Mom is in charge of birthday desserts for any extended family living within her range. Her favorite is ice cream cakes, which I don’t like. When I came to live with her I had nine months to decide what to do about my birthday dessert; refusing it is illegal. I thought about what I liked. Brownies, I decided, or pineapple upside-down cake. Or, both! What I created has become so popular that my sister Linda requests it for her birthday every year, too, (unless her husband objects ahead of time):

Pineapple Upside-Down Brownies

Preheat oven to 350°

This is easy. Get a box of brownie mix, any brand. Melt 2 Tbl butter or margarine in the bottom of your baking pan. I use a glass pan. I’m assuming, though, that it will work with any pan. This concoction is delightfully messy, so, if you’re using metal, you might want to cover the inside with aluminum foil, just to make clean-up easier.

Line the bottom of the pan with in-their-own-juice, drained (reserve the juice) and dried pineapple slices. Regardless of what size pan you use, you’ll probably need to cut a few slices in half or quarters to distribute around the edges, so the bottom of the pan is covered. Place maraschino cherries in all the holes inside and between the pineapple slices, if you like. I hate maraschino cherries, but I’ve used canned-in-juice dark, sweet cherries with success. Crumble a hefty handful of brown sugar, either dark or light, over everything. Scatter a healthy amount of your favorite chopped nuts over that.

Prepare the brownie mix according to the directions on the box, either cake-like or chewy; except, substitute pineapple juice for the water.

Pour the brownie batter over the stuff in the pan. Bake it about 10 minutes longer than directed. When it’s done, run a butter knife around the sides of the pan (sometimes the melted sugar sticks to the pan and snatches a chunk of brownie) and immediately up-end the brownies onto a serving platter. Wait for a few minutes to lift off the baking pan, to allow all the good stuff to settle onto the brownies.

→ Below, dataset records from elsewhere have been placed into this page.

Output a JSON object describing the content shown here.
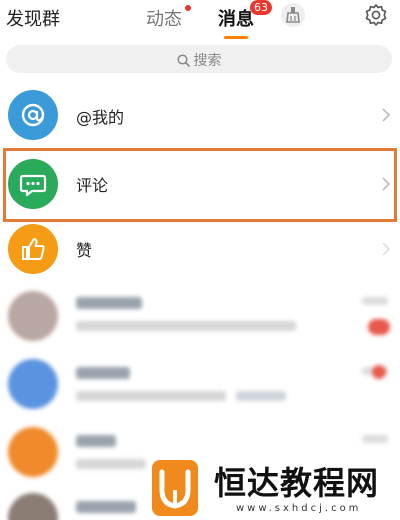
{
  "header": {
    "discover": "发现群",
    "tabs": [
      {
        "label": "动态",
        "has_dot": true
      },
      {
        "label": "消息",
        "active": true
      }
    ],
    "badge_count": "63"
  },
  "search": {
    "placeholder": "搜索"
  },
  "rows": [
    {
      "label": "@我的",
      "icon": "at-icon",
      "color": "#3a9bd8"
    },
    {
      "label": "评论",
      "icon": "comment-icon",
      "color": "#2aaa5b",
      "highlighted": true
    },
    {
      "label": "赞",
      "icon": "thumbs-up-icon",
      "color": "#f59b14"
    }
  ],
  "watermark": {
    "title": "恒达教程网",
    "url": "www.sxhdcj.com"
  },
  "colors": {
    "accent": "#ff8200",
    "badge": "#e8382f",
    "highlight_border": "#e07a35"
  }
}
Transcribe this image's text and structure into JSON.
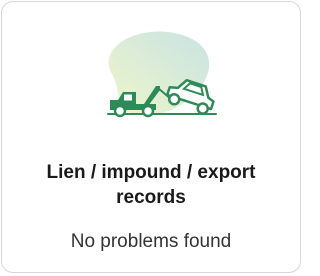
{
  "card": {
    "title": "Lien / impound / export records",
    "status": "No problems found",
    "icon": "tow-truck-icon",
    "colors": {
      "accent": "#2e8b57",
      "blob_light": "#e6f3c9",
      "blob_dark": "#cfe6e0",
      "title_text": "#1a1a1a",
      "status_text": "#333333",
      "border": "#d6d6d6"
    }
  }
}
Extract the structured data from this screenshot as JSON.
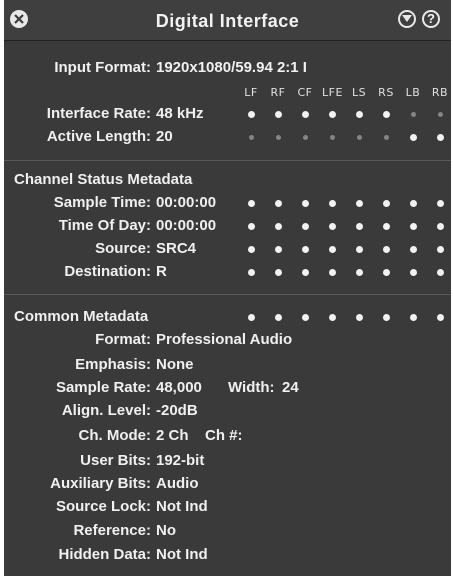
{
  "window": {
    "title": "Digital Interface"
  },
  "rows": {
    "input_format": {
      "label": "Input Format:",
      "value": "1920x1080/59.94 2:1 I"
    },
    "interface_rate": {
      "label": "Interface Rate:",
      "value": "48 kHz"
    },
    "active_length": {
      "label": "Active Length:",
      "value": "20"
    }
  },
  "channels": [
    "LF",
    "RF",
    "CF",
    "LFE",
    "LS",
    "RS",
    "LB",
    "RB"
  ],
  "channel_status": {
    "header": "Channel Status Metadata",
    "sample_time": {
      "label": "Sample Time:",
      "value": "00:00:00"
    },
    "time_of_day": {
      "label": "Time Of Day:",
      "value": "00:00:00"
    },
    "source": {
      "label": "Source:",
      "value": "SRC4"
    },
    "destination": {
      "label": "Destination:",
      "value": "R"
    }
  },
  "common": {
    "header": "Common Metadata",
    "format": {
      "label": "Format:",
      "value": "Professional Audio"
    },
    "emphasis": {
      "label": "Emphasis:",
      "value": "None"
    },
    "sample_rate": {
      "label": "Sample Rate:",
      "value": "48,000",
      "width_label": "Width:",
      "width_value": "24"
    },
    "align_level": {
      "label": "Align. Level:",
      "value": "-20dB"
    },
    "ch_mode": {
      "label": "Ch. Mode:",
      "value": "2 Ch",
      "chnum_label": "Ch #:"
    },
    "user_bits": {
      "label": "User Bits:",
      "value": "192-bit"
    },
    "aux_bits": {
      "label": "Auxiliary Bits:",
      "value": "Audio"
    },
    "source_lock": {
      "label": "Source Lock:",
      "value": "Not Ind"
    },
    "reference": {
      "label": "Reference:",
      "value": "No"
    },
    "hidden_data": {
      "label": "Hidden Data:",
      "value": "Not Ind"
    }
  },
  "indicators": {
    "interface_rate": [
      "on",
      "on",
      "on",
      "on",
      "on",
      "on",
      "off",
      "off"
    ],
    "active_length": [
      "off",
      "off",
      "off",
      "off",
      "off",
      "off",
      "on",
      "on"
    ],
    "sample_time": [
      "on",
      "on",
      "on",
      "on",
      "on",
      "on",
      "on",
      "on"
    ],
    "time_of_day": [
      "on",
      "on",
      "on",
      "on",
      "on",
      "on",
      "on",
      "on"
    ],
    "source": [
      "on",
      "on",
      "on",
      "on",
      "on",
      "on",
      "on",
      "on"
    ],
    "destination": [
      "on",
      "on",
      "on",
      "on",
      "on",
      "on",
      "on",
      "on"
    ],
    "common_metadata": [
      "on",
      "on",
      "on",
      "on",
      "on",
      "on",
      "on",
      "on"
    ]
  },
  "colors": {
    "panel_bg": "#3a3a3a",
    "text": "#f0f0f0",
    "indicator_on": "#f2f2f2",
    "indicator_off": "#858585"
  },
  "icons": {
    "close": "close-icon",
    "menu": "chevron-down-circle-icon",
    "help": "help-icon"
  }
}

Play with the recipe. Add coconut, either in the topping or in the mix. Make peach or pear upside-down brownies. Any canned fruit will do, as long as it’s canned in its own juice. If it’s canned in syrup, substitute an appropriate 100%-juice juice. Use one of those mixes with caramel or cream cheese in it, if you think the taste will compliment the fruit you’re using. If you’re a chocoholic, throw some chocolate chips in the mix. Hey! It’s your birthday! Make it your way!